Cutmix Data Augmentation: How many new samples are generated in each batch using Cutmix?

I used Cutmix method to augment the data, code available at CutMix data augmentation for image classification. tf.data.Dataset.from_tensor_slices is used in this code to prepare the input pipeline. In order to feed to training data in Cutmix, two copies of training data is generated like:

  train_ds_one = (tf.data.Dataset.from_tensor_slices((train_x, train_y)).shuffle(batch_size * 100))
  train_ds_two = (tf.data.Dataset.from_tensor_slices((train_x, train_y)).shuffle(batch_size * 100))
  train_ds = tf.data.Dataset.zip((train_ds_one, train_ds_two))
  train_ds_cmu = (
    train_ds.shuffle(batch_size * 100)
    .map(cut_mix, num_parallel_calls=AUTO)
    .batch(batch_size).prefetch(AUTO)
  )

In Cutmix, new virtual image is generated with combination of two images from the current batch.

Questions

  1. I’m utilizing a 200 batchsize, and cutmix function retrieving 200 augmented images. How did we obtain 200 augmented images?

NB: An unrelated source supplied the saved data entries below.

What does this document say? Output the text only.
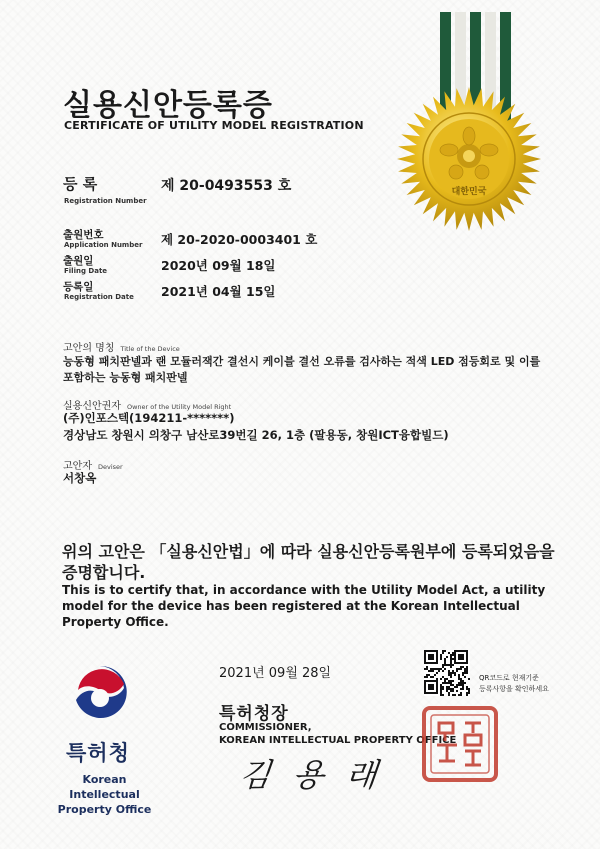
실용신안등록증
CERTIFICATE OF UTILITY MODEL REGISTRATION
대한민국
등 록
Registration Number
제 20-0493553 호
출원번호
Application Number 제 20-2020-0003401 호
출원일
Filing Date	2020년 09월 18일
등록일
Registration Date 2021년 04월 15일
고안의 명칭 Title of the Device
능동형 패치판넬과 랜 모듈러잭간 결선시 케이블 결선 오류를 검사하는 적색 LED 점등회로 및 이를
포함하는 능동형 패치판넬
실용신안권자 Owner of the Utility Model Right
(주)인포스텍(194211-*******)
경상남도 창원시 의창구 남산로39번길 26, 1층 (팔용동, 창원ICT융합빌드)
고안자 Deviser
서창옥
위의 고안은 「실용신안법」에 따라 실용신안등록원부에 등록되었음을 증명합니다.
This is to certify that, in accordance with the Utility Model Act, a utility model for the device has been registered at the Korean Intellectual Property Office.
2021년 09월 28일	QR코드로 현재기준
등록사항을 확인하세요
특허청장
COMMISSIONER,
KOREAN INTELLECTUAL PROPERTY OFFICE
김 용 래
특허청
Korean Intellectual Property Office
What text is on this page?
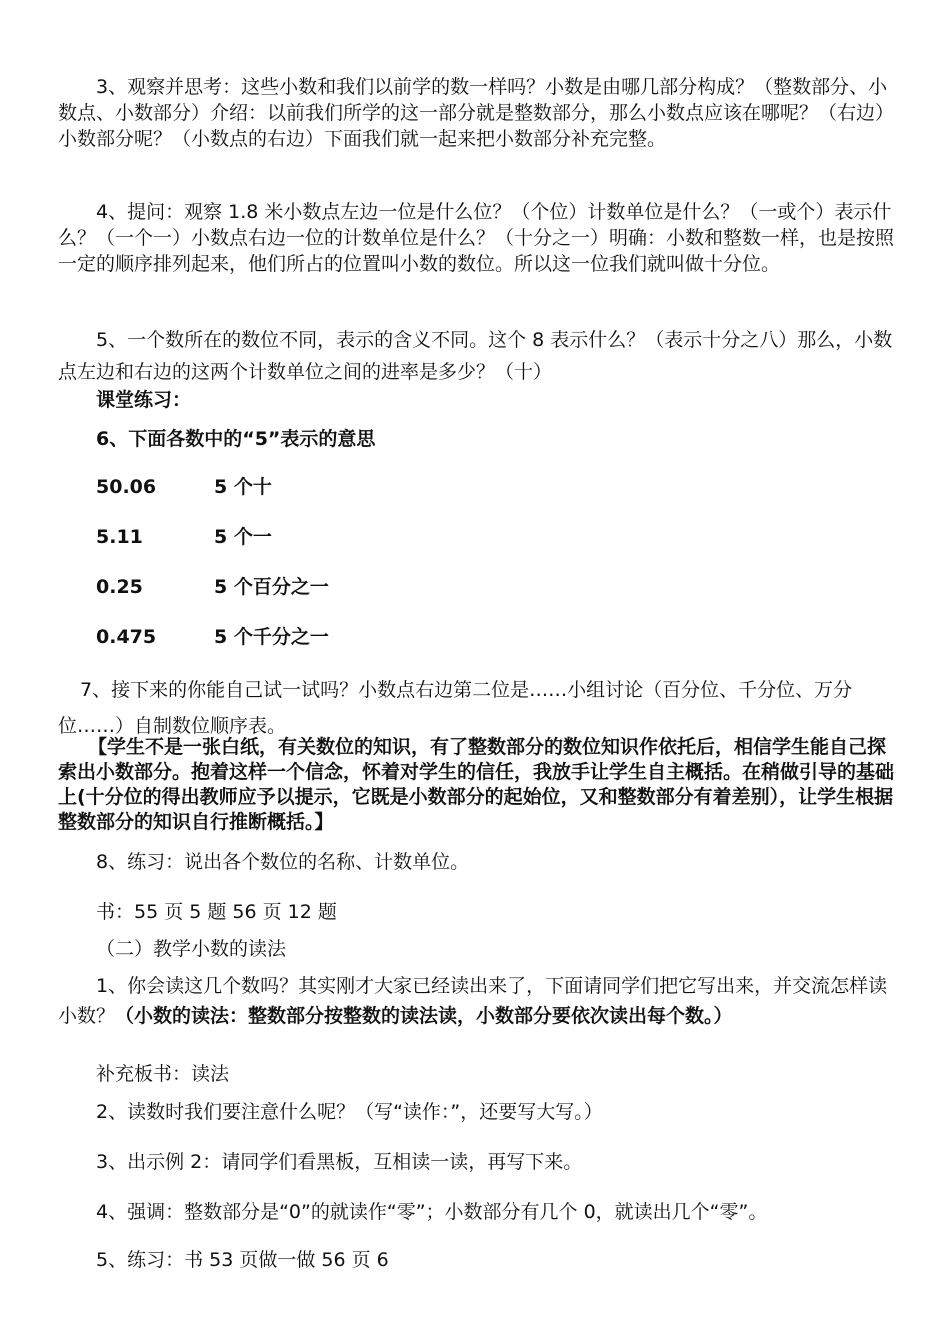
3、观察并思考：这些小数和我们以前学的数一样吗？小数是由哪几部分构成？（整数部分、小数点、小数部分）介绍：以前我们所学的这一部分就是整数部分，那么小数点应该在哪呢？（右边）小数部分呢？（小数点的右边）下面我们就一起来把小数部分补充完整。
4、提问：观察 1.8 米小数点左边一位是什么位？（个位）计数单位是什么？（一或个）表示什么？（一个一）小数点右边一位的计数单位是什么？（十分之一）明确：小数和整数一样，也是按照一定的顺序排列起来，他们所占的位置叫小数的数位。所以这一位我们就叫做十分位。
5、一个数所在的数位不同，表示的含义不同。这个 8 表示什么？（表示十分之八）那么，小数点左边和右边的这两个计数单位之间的进率是多少？（十）
课堂练习：
6、下面各数中的“5”表示的意思
50.06	5 个十
5.11	5 个一
0.25	5 个百分之一
0.475	5 个千分之一
7、接下来的你能自己试一试吗？小数点右边第二位是……小组讨论（百分位、千分位、万分位……）自制数位顺序表。
【学生不是一张白纸，有关数位的知识，有了整数部分的数位知识作依托后，相信学生能自己探索出小数部分。抱着这样一个信念，怀着对学生的信任，我放手让学生自主概括。在稍做引导的基础上(十分位的得出教师应予以提示，它既是小数部分的起始位，又和整数部分有着差别），让学生根据整数部分的知识自行推断概括。】
8、练习：说出各个数位的名称、计数单位。
书：55 页 5 题 56 页 12 题
（二）教学小数的读法
1、你会读这几个数吗？其实刚才大家已经读出来了，下面请同学们把它写出来，并交流怎样读小数？（小数的读法：整数部分按整数的读法读，小数部分要依次读出每个数。）
补充板书：读法
2、读数时我们要注意什么呢？（写“读作：”，还要写大写。）
3、出示例 2：请同学们看黑板，互相读一读，再写下来。
4、强调：整数部分是“0”的就读作“零”；小数部分有几个 0，就读出几个“零”。
5、练习：书 53 页做一做 56 页 6
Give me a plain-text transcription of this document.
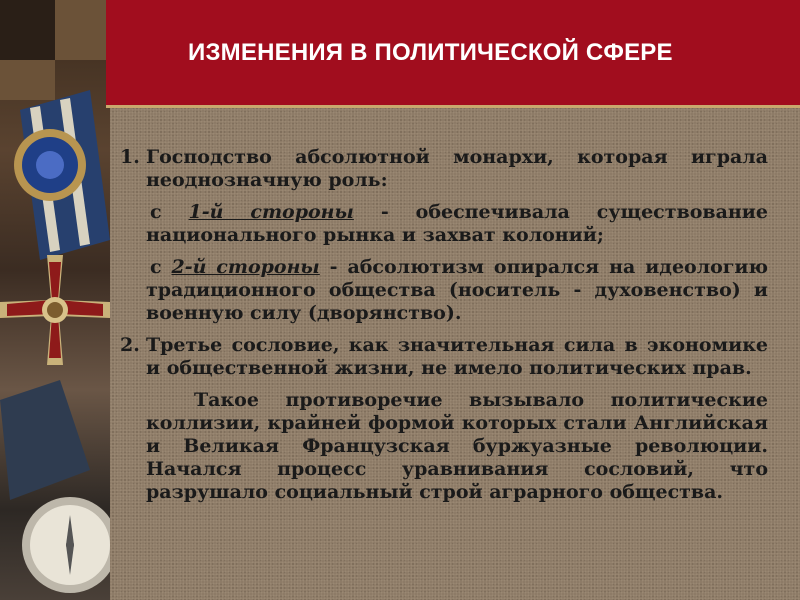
ИЗМЕНЕНИЯ В ПОЛИТИЧЕСКОЙ СФЕРЕ
1. Господство абсолютной монархи, которая играла неоднозначную роль:
с 1-й стороны - обеспечивала существование национального рынка и захват колоний;
с 2-й стороны - абсолютизм опирался на идеологию традиционного общества (носитель - духовенство) и военную силу (дворянство).
2. Третье сословие, как значительная сила в экономике и общественной жизни, не имело политических прав.
Такое противоречие вызывало политические коллизии, крайней формой которых стали Английская и Великая Французская буржуазные революции. Начался процесс уравнивания сословий, что разрушало социальный строй аграрного общества.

Why not more or less?
  2. Which two images are chosen to create a new virtual sample? In my point of view it could be a completely random selection of two images. Suppose Image1 and Image5 are selected to create a new image, but why not select Image1 and Image2, then Image1 and Image3, then Image1 and Image4, and so on?

Thank you for the comment. Can you give some detail like how many should be increased as extra?